In particular, it had features such as:
Review: (by RonPerrella)
Personally, I used BlackBeard a number of years in college to produce documentation for programs as well as the programs themselves. BlackBeard has a very cool ASCII line-drawing capability which allows you to draw diagrams into your text files by using the IBM-PC character-set. Though this might seem primitive by modern standards, it made documents seems pretty cool at the time.
Blackbeard was small and fast. It also has a formatting tool to allow you to markup text files and generate good looking documents.
All in all, a solid tool. It never crashed and had loads of power. If it was available with support today, I wouldn't hesitate to recommend it.

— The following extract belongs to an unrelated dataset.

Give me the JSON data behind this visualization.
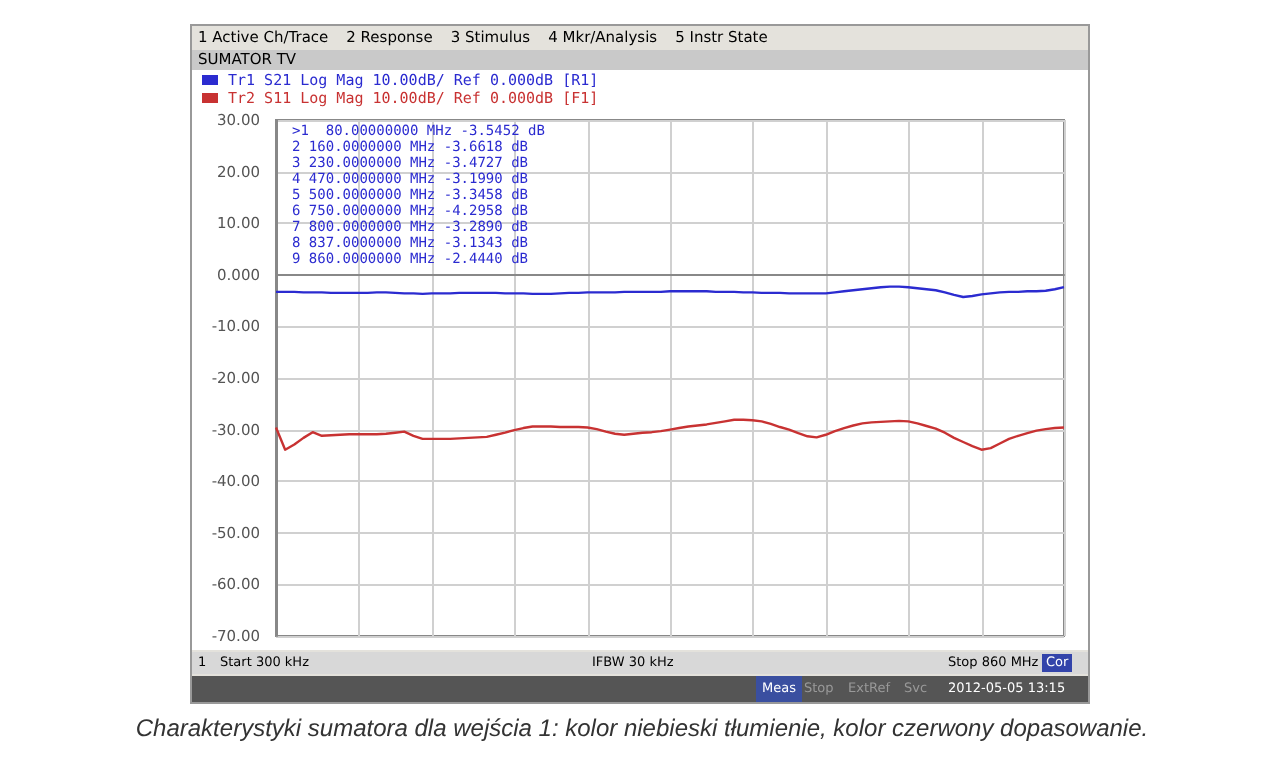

There was even rumored to be a Windows compatible version coming out Real Soon.
Don't forget that Blackbeard was able to be used a a TSR (sadly captain black beard lacked this due to changes in DOS 6), used it for years when managing DOS and Win 3.1x systems because I could just pop it up with ALT-. It was the most fantastic editor even compared with those of today. Simple stuff like column cut and paste were standard, multiple windows, different colour schemes for each window. You could open the cut/paste buffer in a window.
I am not sure if this is true, however in those days you sent a check to pay for black beard and I received my check back saying the author was deceased.
Confirming Blackbeard and a printed manual for it came with Lahey Personal Fortran. I believe Blackbeard had been previously available as shareware.